Fig. 4 shows the thinned wafer in cross section. The semiconductor body of the wafer preferably has a thickness of less than 50 μm after this process step. It is then in a preferred embodiment of the method on the back of the wafer, ie on that side of the wafer, from which the material was removed in the thinning step, a further protective layer 8 is applied, which is preferably also made of the grinding-resistant and / or etch-resistant material of the upper protective layer 6 is formed. There can then be a cover layer 9 on this side, e.g. B. also be applied from a plastic material. The semiconductor chips are separated from the thinned wafer in a manner known per se, which can be done without difficulty since the semiconductor chips are essentially only connected to one another by the material of the mask 5 . The semiconductor chips are now so thin that an attempt to remove the protective layer 6 leads to the breakage of the semiconductor chips.
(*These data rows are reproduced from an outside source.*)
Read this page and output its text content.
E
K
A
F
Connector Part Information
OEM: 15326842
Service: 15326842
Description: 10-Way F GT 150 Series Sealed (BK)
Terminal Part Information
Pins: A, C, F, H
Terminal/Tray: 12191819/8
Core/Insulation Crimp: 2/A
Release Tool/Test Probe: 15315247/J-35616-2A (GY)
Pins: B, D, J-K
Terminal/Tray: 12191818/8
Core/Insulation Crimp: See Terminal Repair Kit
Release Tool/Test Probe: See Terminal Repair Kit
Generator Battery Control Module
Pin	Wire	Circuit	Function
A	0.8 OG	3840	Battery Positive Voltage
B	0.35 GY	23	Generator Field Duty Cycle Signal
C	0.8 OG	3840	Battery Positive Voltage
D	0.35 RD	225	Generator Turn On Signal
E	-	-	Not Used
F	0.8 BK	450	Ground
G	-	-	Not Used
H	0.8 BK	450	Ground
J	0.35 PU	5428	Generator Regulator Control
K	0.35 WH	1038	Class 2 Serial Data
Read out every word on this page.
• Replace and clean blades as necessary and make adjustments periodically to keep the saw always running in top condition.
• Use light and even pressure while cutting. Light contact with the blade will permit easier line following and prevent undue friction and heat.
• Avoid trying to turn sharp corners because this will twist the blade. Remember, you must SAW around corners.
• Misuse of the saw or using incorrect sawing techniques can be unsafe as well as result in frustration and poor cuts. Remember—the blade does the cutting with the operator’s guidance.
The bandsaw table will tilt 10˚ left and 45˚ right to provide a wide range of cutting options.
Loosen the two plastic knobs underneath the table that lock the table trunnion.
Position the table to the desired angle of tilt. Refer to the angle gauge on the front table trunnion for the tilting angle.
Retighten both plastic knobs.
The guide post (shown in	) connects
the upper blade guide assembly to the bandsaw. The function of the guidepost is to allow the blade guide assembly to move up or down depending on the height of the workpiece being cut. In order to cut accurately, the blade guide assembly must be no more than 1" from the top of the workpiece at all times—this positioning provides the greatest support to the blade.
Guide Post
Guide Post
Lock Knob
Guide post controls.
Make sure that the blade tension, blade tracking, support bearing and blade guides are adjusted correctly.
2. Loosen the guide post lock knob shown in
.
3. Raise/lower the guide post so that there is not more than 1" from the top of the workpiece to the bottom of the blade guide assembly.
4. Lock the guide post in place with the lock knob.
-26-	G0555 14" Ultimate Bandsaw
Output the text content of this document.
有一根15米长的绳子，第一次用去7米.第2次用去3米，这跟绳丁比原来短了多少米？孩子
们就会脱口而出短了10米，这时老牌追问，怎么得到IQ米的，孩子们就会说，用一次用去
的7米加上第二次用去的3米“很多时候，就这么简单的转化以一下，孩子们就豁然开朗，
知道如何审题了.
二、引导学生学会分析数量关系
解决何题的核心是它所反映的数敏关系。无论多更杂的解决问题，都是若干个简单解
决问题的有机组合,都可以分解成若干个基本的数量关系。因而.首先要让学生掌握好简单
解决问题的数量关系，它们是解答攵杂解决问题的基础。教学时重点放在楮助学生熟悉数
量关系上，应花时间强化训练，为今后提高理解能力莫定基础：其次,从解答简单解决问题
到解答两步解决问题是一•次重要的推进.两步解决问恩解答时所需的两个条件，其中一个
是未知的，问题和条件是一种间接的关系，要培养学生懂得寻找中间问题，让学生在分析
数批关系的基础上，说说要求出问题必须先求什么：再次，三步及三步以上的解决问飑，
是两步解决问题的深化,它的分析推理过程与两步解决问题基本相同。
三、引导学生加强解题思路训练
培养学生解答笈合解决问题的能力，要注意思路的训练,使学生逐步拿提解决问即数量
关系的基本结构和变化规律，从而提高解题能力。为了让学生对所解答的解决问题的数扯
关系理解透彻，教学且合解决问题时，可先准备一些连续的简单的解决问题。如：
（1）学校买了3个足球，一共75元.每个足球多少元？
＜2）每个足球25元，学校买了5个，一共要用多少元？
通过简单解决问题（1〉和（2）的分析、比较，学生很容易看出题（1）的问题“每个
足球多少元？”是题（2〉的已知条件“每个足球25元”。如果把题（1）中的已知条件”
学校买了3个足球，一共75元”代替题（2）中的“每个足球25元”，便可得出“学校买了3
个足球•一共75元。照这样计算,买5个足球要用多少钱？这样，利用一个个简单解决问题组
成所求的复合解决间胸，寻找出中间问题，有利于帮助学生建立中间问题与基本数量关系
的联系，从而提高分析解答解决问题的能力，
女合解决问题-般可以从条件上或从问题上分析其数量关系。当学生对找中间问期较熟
Remaining portions 15 of the mask, which are still present on the connection contact surfaces 2 , can be removed together with the cover layer 7 applied thereon, so as to enable the connection of bonding wires or the like.

Fig. 5 shows in cross section an example of a fully assembled (packaged) semiconductor chip, which is provided with bonding wires 12 on the connection contact surfaces 2 and applied to a lead frame 14 or a chip card body or the like and covered with a sealing compound 13 (globe top) is.

Claims (7)

1. A semiconductor chip with a protective cover, characterized in that the protective cover is a protective layer ( 6 ) made of abrasion-resistant and / or etch-resistant material applied to an upper side of the semiconductor chip. 2. The semiconductor chip according to claim 1, wherein the protective cover contains grinding-resistant grains. 3. A semiconductor chip according to claim 1 or 2, wherein the semiconductor chip has a semiconductor body ( 1 ) of less than 50 µm in thickness. 4. Process for the production of semiconductor chips with a protective cover, in which, starting from a wafer with finished components,
in a first step, incisions ( 4 ) are made between the portions of the wafer ( 1 ) provided for semiconductor chips ( 10 ), in a second step these incisions ( 4 ) and connection contact surfaces ( 2 ) are filled or filled with a mask ( 5 ) be covered
in a third step, a protective layer ( 6 ) made of a material that is resistant to grinding and / or etching is applied over the entire surface,
in a fourth step, the surface covered with this protective layer ( 6 ) is planarized,
in a fifth step the wafer is thinned from the side opposite the protective layer ( 6 ) and in a sixth step the semiconductor chips ( 10 ) are separated from the wafer. 5. The method according to claim 4, wherein between the fifth and sixth step, a further protective layer ( 8 ) made of the grinding-resistant and / or etch-resistant material is applied to the thinned side of the wafer. 6. The method according to claim 4 or 5, in which after the sixth step remaining portions of the mask ( 5 ) are removed and the connection contact surfaces are exposed and electrical conductors are electrically conductively connected to the connection contact surfaces. 7. The method according to any one of claims 4 to 6, in which in the fifth step the wafer is thinned so far that the semiconductor body has a thickness of less than 50 μm has.